東京地裁 平成25年2月12日判決(交通事故民事裁判例集46巻・第1号)

 

【死亡・後遺障害等級】

なし

 

【賠償額】

原告A陸運株式会社に194万4,477円
原告に6万9,770円

 

【事案の概要】

平成22年6月23日午前9時13分ころ、茨城県土浦市の国道6号線から国道125号線に通じる道路において、盗難の嫌疑がある建設用重機を積載した被疑車両(大型貨物自動車)が交差点手前で信号待ちのため停止し、その後方に同車両を追跡していた茨城県警のパトカー、原告車(大型貨物自動車)の順に停車していたところ、被疑車両の運転者がギアをニュートラルにし、ブレーキを解除した状態で逃走。降雨のため路面が湿潤状態であったことで、同車両が進行方向に向かって上り勾配(7.6%)となっている道路を後退してパトカーに衝突。
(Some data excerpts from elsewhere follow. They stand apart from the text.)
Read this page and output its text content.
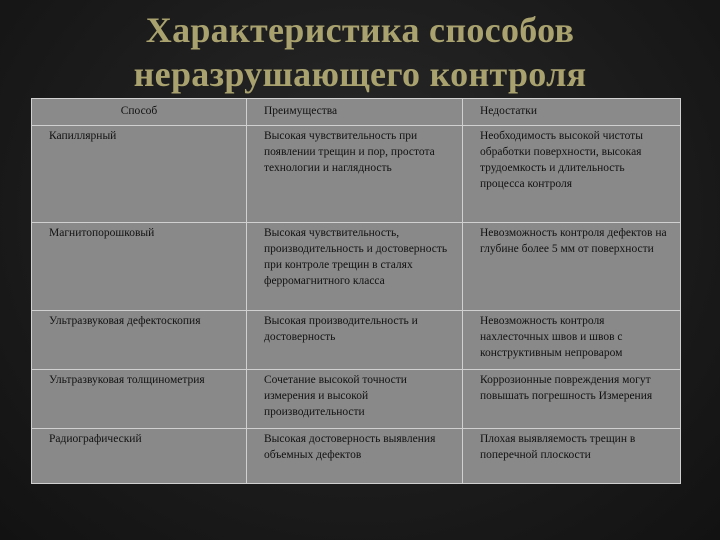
Характеристика способов
неразрушающего контроля
Способ	Преимущества	Недостатки
Капиллярный	Высокая чувствительность при появлении трещин и пор, простота технологии и наглядность	Необходимость высокой чистоты обработки поверхности, высокая трудоемкость и длительность процесса контроля
Магнитопорошковый	Высокая чувствительность, производительность и достоверность при контроле трещин в сталях ферромагнитного класса	Невозможность контроля дефектов на глубине более 5 мм от поверхности
Ультразвуковая дефектоскопия	Высокая производительность и достоверность	Невозможность контроля нахлесточных швов и швов с конструктивным непроваром
Ультразвуковая толщинометрия	Сочетание высокой точности измерения и высокой производительности	Коррозионные повреждения могут повышать погрешность Измерения
Радиографический	Высокая достоверность выявления объемных дефектов	Плохая выявляемость трещин в поперечной плоскости
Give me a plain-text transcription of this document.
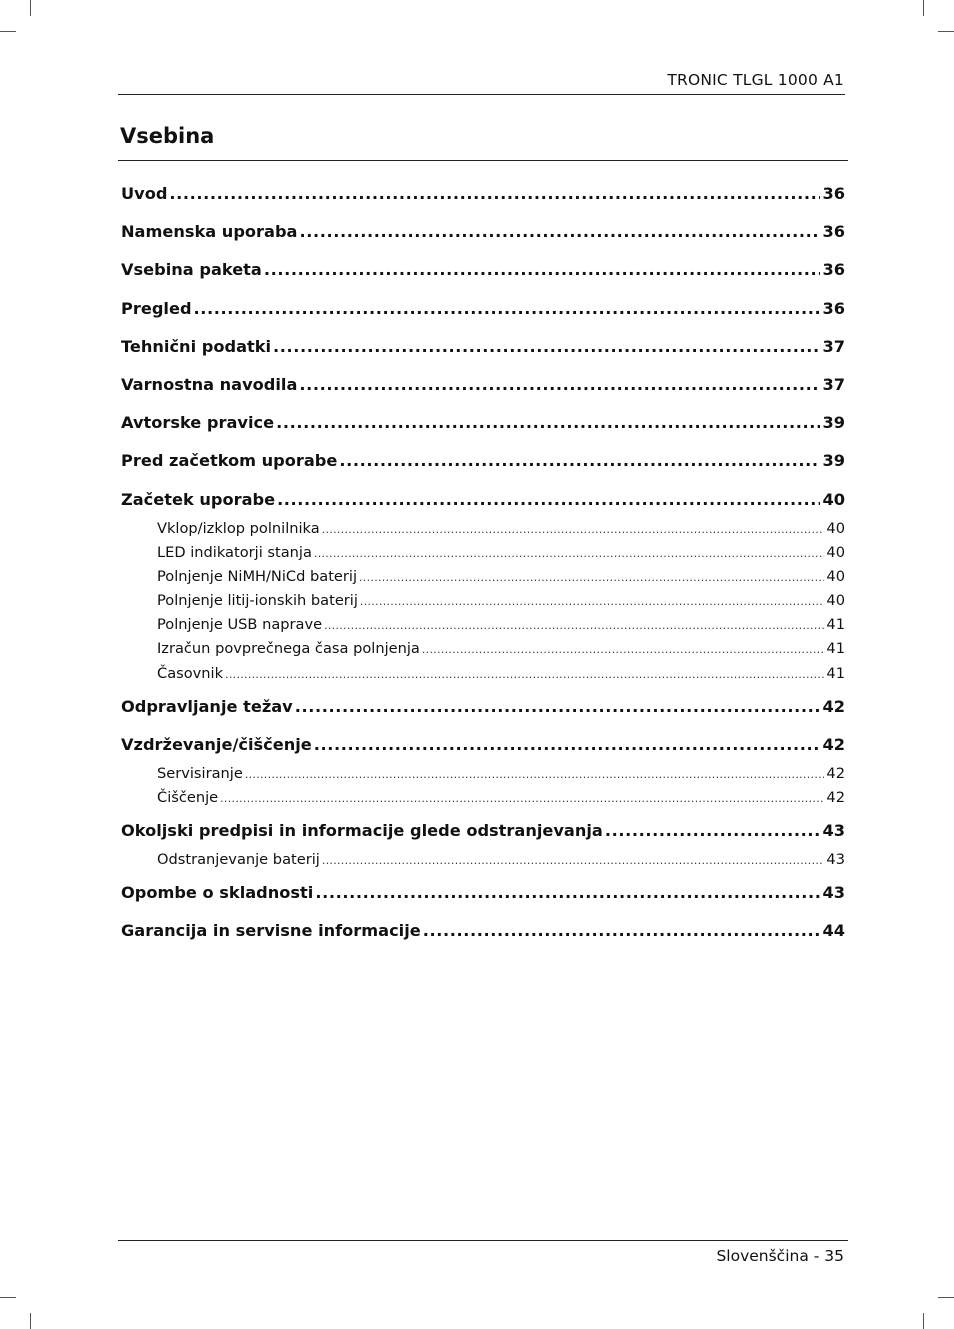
TRONIC TLGL 1000 A1
Vsebina
Uvod .....	36
Namenska uporaba .....	36
Vsebina paketa .....	36
Pregled .....	36
Tehnični podatki .....	37
Varnostna navodila .....	37
Avtorske pravice .....	39
Pred začetkom uporabe .....	39
Začetek uporabe .....	40
Vklop/izklop polnilnika .....	40
LED indikatorji stanja .....	40
Polnjenje NiMH/NiCd baterij .....	40
Polnjenje litij-ionskih baterij .....	40
Polnjenje USB naprave .....	41
Izračun povprečnega časa polnjenja .....	41
Časovnik .....	41
Odpravljanje težav .....	42
Vzdrževanje/čiščenje .....	42
Servisiranje .....	42
Čiščenje .....	42
Okoljski predpisi in informacije glede odstranjevanja .....	43
Odstranjevanje baterij .....	43
Opombe o skladnosti .....	43
Garancija in servisne informacije .....	44
Slovenščina - 35
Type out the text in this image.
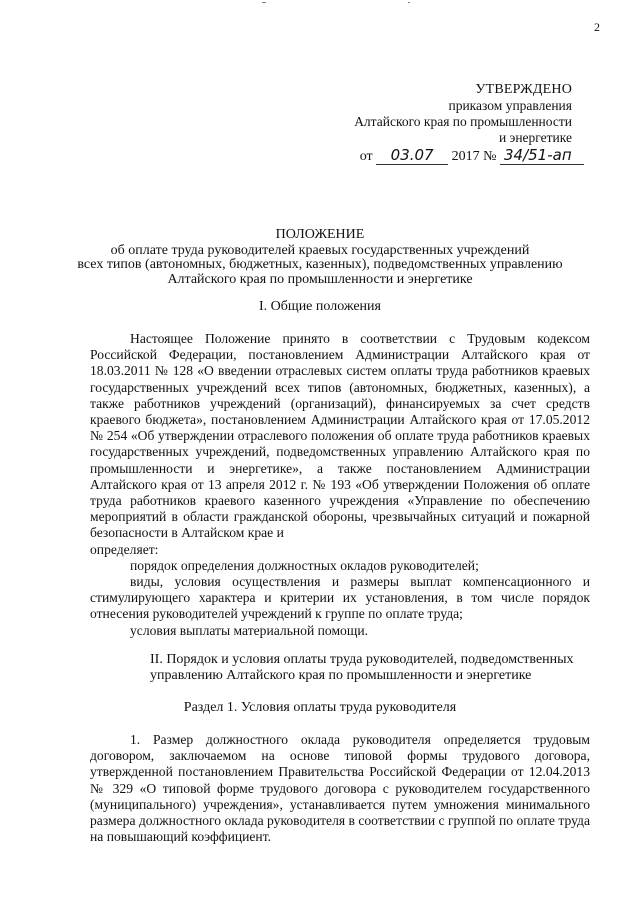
2
УТВЕРЖДЕНО
приказом управления
Алтайского края по промышленности
и энергетике
от 03.07 2017 № 34/51-ап
ПОЛОЖЕНИЕ
об оплате труда руководителей краевых государственных учреждений
всех типов (автономных, бюджетных, казенных), подведомственных управлению
Алтайского края по промышленности и энергетике
I. Общие положения

Настоящее Положение принято в соответствии с Трудовым кодексом Российской Федерации, постановлением Администрации Алтайского края от 18.03.2011 № 128 «О введении отраслевых систем оплаты труда работников краевых государственных учреждений всех типов (автономных, бюджетных, казенных), а также работников учреждений (организаций), финансируемых за счет средств краевого бюджета», постановлением Администрации Алтайского края от 17.05.2012 № 254 «Об утверждении отраслевого положения об оплате труда работников краевых государственных учреждений, подведомственных управлению Алтайского края по промышленности и энергетике», а также постановлением Администрации Алтайского края от 13 апреля 2012 г. № 193 «Об утверждении Положения об оплате труда работников краевого казенного учреждения «Управление по обеспечению мероприятий в области гражданской обороны, чрезвычайных ситуаций и пожарной безопасности в Алтайском крае и

определяет:

порядок определения должностных окладов руководителей;

виды, условия осуществления и размеры выплат компенсационного и стимулирующего характера и критерии их установления, в том числе порядок отнесения руководителей учреждений к группе по оплате труда;

условия выплаты материальной помощи.

II. Порядок и условия оплаты труда руководителей, подведомственных управлению Алтайского края по промышленности и энергетике
Раздел 1. Условия оплаты труда руководителя

1. Размер должностного оклада руководителя определяется трудовым договором, заключаемом на основе типовой формы трудового договора, утвержденной постановлением Правительства Российской Федерации от 12.04.2013 № 329 «О типовой форме трудового договора с руководителем государственного (муниципального) учреждения», устанавливается путем умножения минимального размера должностного оклада руководителя в соответствии с группой по оплате труда на повышающий коэффициент.
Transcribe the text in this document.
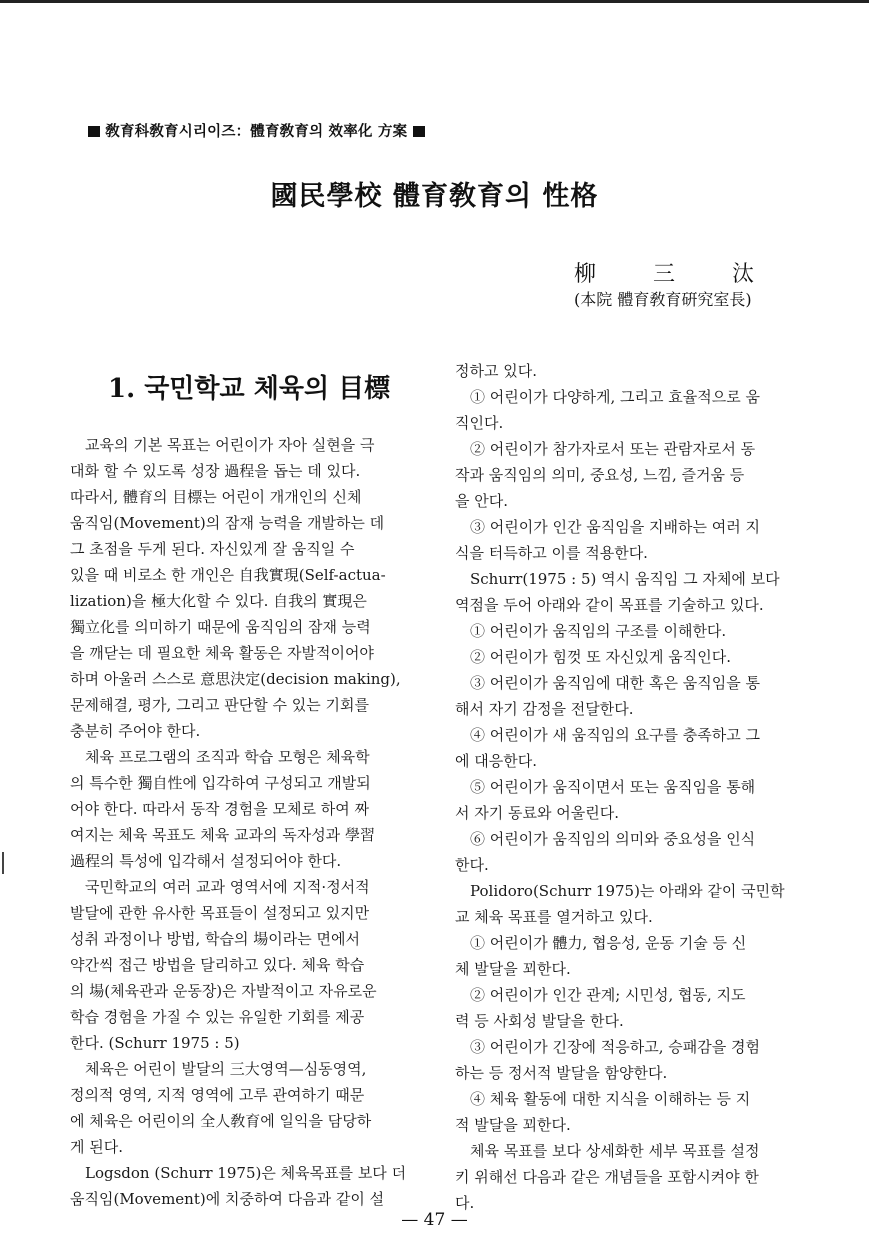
敎育科敎育시리이즈：體育敎育의 效率化 方案
國民學校 體育敎育의 性格
柳	三	汰
(本院 體育敎育硏究室長)
1. 국민학교 체육의 目標

　교육의 기본 목표는 어린이가 자아 실현을 극

대화 할 수 있도록 성장 過程을 돕는 데 있다.

따라서, 體育의 目標는 어린이 개개인의 신체

움직임(Movement)의 잠재 능력을 개발하는 데

그 초점을 두게 된다. 자신있게 잘 움직일 수

있을 때 비로소 한 개인은 自我實現(Self-actua-

lization)을 極大化할 수 있다. 自我의 實現은

獨立化를 의미하기 때문에 움직임의 잠재 능력

을 깨닫는 데 필요한 체육 활동은 자발적이어야

하며 아울러 스스로 意思決定(decision making),

문제해결, 평가, 그리고 판단할 수 있는 기회를

충분히 주어야 한다.

　체육 프로그램의 조직과 학습 모형은 체육학

의 특수한 獨自性에 입각하여 구성되고 개발되

어야 한다. 따라서 동작 경험을 모체로 하여 짜

여지는 체육 목표도 체육 교과의 독자성과 學習

過程의 특성에 입각해서 설정되어야 한다.

　국민학교의 여러 교과 영역서에 지적·정서적

발달에 관한 유사한 목표들이 설정되고 있지만

성취 과정이나 방법, 학습의 場이라는 면에서

약간씩 접근 방법을 달리하고 있다. 체육 학습

의 場(체육관과 운동장)은 자발적이고 자유로운

학습 경험을 가질 수 있는 유일한 기회를 제공

한다. (Schurr 1975 : 5)

　체육은 어린이 발달의 三大영역—심동영역,

정의적 영역, 지적 영역에 고루 관여하기 때문

에 체육은 어린이의 全人敎育에 일익을 담당하

게 된다.

　Logsdon (Schurr 1975)은 체육목표를 보다 더

움직임(Movement)에 치중하여 다음과 같이 설

정하고 있다.

　① 어린이가 다양하게, 그리고 효율적으로 움

직인다.

　② 어린이가 참가자로서 또는 관람자로서 동

작과 움직임의 의미, 중요성, 느낌, 즐거움 등

을 안다.

　③ 어린이가 인간 움직임을 지배하는 여러 지

식을 터득하고 이를 적용한다.

　Schurr(1975 : 5) 역시 움직임 그 자체에 보다

역점을 두어 아래와 같이 목표를 기술하고 있다.

　① 어린이가 움직임의 구조를 이해한다.

　② 어린이가 힘껏 또 자신있게 움직인다.

　③ 어린이가 움직임에 대한 혹은 움직임을 통

해서 자기 감정을 전달한다.

　④ 어린이가 새 움직임의 요구를 충족하고 그

에 대응한다.

　⑤ 어린이가 움직이면서 또는 움직임을 통해

서 자기 동료와 어울린다.

　⑥ 어린이가 움직임의 의미와 중요성을 인식

한다.

　Polidoro(Schurr 1975)는 아래와 같이 국민학

교 체육 목표를 열거하고 있다.

　① 어린이가 體力, 협응성, 운동 기술 등 신

체 발달을 꾀한다.

　② 어린이가 인간 관계; 시민성, 협동, 지도

력 등 사회성 발달을 한다.

　③ 어린이가 긴장에 적응하고, 승패감을 경험

하는 등 정서적 발달을 함양한다.

　④ 체육 활동에 대한 지식을 이해하는 등 지

적 발달을 꾀한다.

　체육 목표를 보다 상세화한 세부 목표를 설정

키 위해선 다음과 같은 개념들을 포함시켜야 한

다.

— 47 —
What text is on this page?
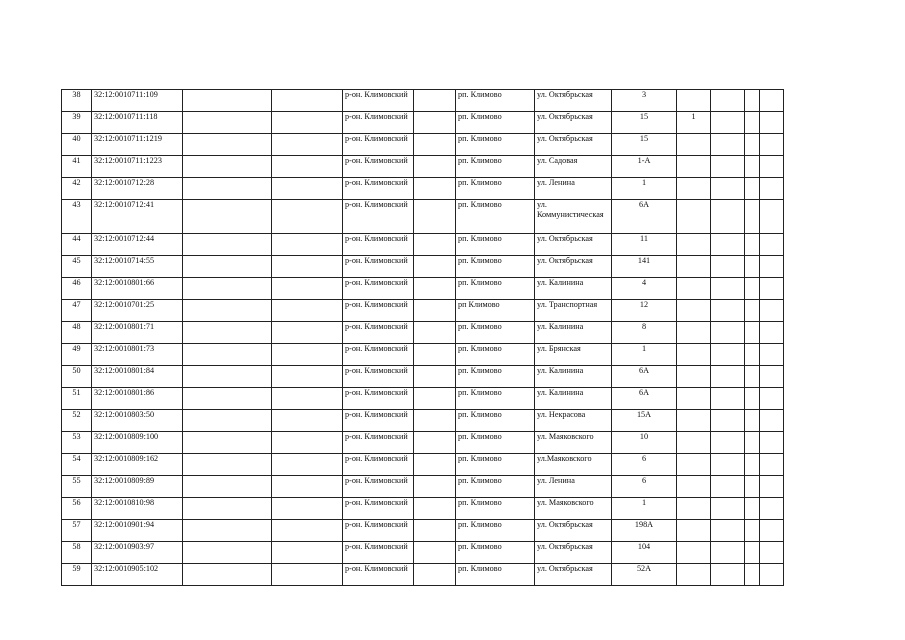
38	32:12:0010711:109			р-он. Климовский		рп. Климово	ул. Октябрьская	3				
39	32:12:0010711:118			р-он. Климовский		рп. Климово	ул. Октябрьская	15	1			
40	32:12:0010711:1219			р-он. Климовский		рп. Климово	ул. Октябрьская	15				
41	32:12:0010711:1223			р-он. Климовский		рп. Климово	ул. Садовая	1-А				
42	32:12:0010712:28			р-он. Климовский		рп. Климово	ул. Ленина	1				
43	32:12:0010712:41			р-он. Климовский		рп. Климово	ул. Коммунистическая	6А				
44	32:12:0010712:44			р-он. Климовский		рп. Климово	ул. Октябрьская	11				
45	32:12:0010714:55			р-он. Климовский		рп. Климово	ул. Октябрьская	141				
46	32:12:0010801:66			р-он. Климовский		рп. Климово	ул. Калинина	4				
47	32:12:0010701:25			р-он. Климовский		рп Климово	ул. Транспортная	12				
48	32:12:0010801:71			р-он. Климовский		рп. Климово	ул. Калинина	8				
49	32:12:0010801:73			р-он. Климовский		рп. Климово	ул. Брянская	1				
50	32:12:0010801:84			р-он. Климовский		рп. Климово	ул. Калинина	6А				
51	32:12:0010801:86			р-он. Климовский		рп. Климово	ул. Калинина	6А				
52	32:12:0010803:50			р-он. Климовский		рп. Климово	ул. Некрасова	15А				
53	32:12:0010809:100			р-он. Климовский		рп. Климово	ул. Маяковского	10				
54	32:12:0010809:162			р-он. Климовский		рп. Климово	ул.Маяковского	6				
55	32:12:0010809:89			р-он. Климовский		рп. Климово	ул. Ленина	6				
56	32:12:0010810:98			р-он. Климовский		рп. Климово	ул. Маяковского	1				
57	32:12:0010901:94			р-он. Климовский		рп. Климово	ул. Октябрьская	198А				
58	32:12:0010903:97			р-он. Климовский		рп. Климово	ул. Октябрьская	104				
59	32:12:0010905:102			р-он. Климовский		рп. Климово	ул. Октябрьская	52А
被疑車両に押されたパトカーが後退して原告者に衝突した交通事故である。

 

【判例要旨】

1)パトカーの被疑車両追跡行為の違法性
原告らは、パトカーが原告車に衝突したのは、パトカーがサイドブレーキをかけなかったことが理由であると主張したが、事故との間に相当因果関係は認められず、また、パトカーが被疑車両の追跡開始及び追跡継続中のいずれにおいても、赤色灯、サイレン、マイク等により被疑車両を追跡中であることを周知しなかったことは違法であるという主張においても、国家賠償法1条1項の適用上違法であるとはいえず、パトカー運転者に過失があるとは認めなかった。

 

2)障害慰謝料
原告運転者は、本事故により頚椎捻挫、腰椎捻挫の障害を負ったため、その治療費2万6520円と通院交通費1250円、障害慰謝料3万2000円、弁護士費用1万円の損害合計額6万9770円を認めた。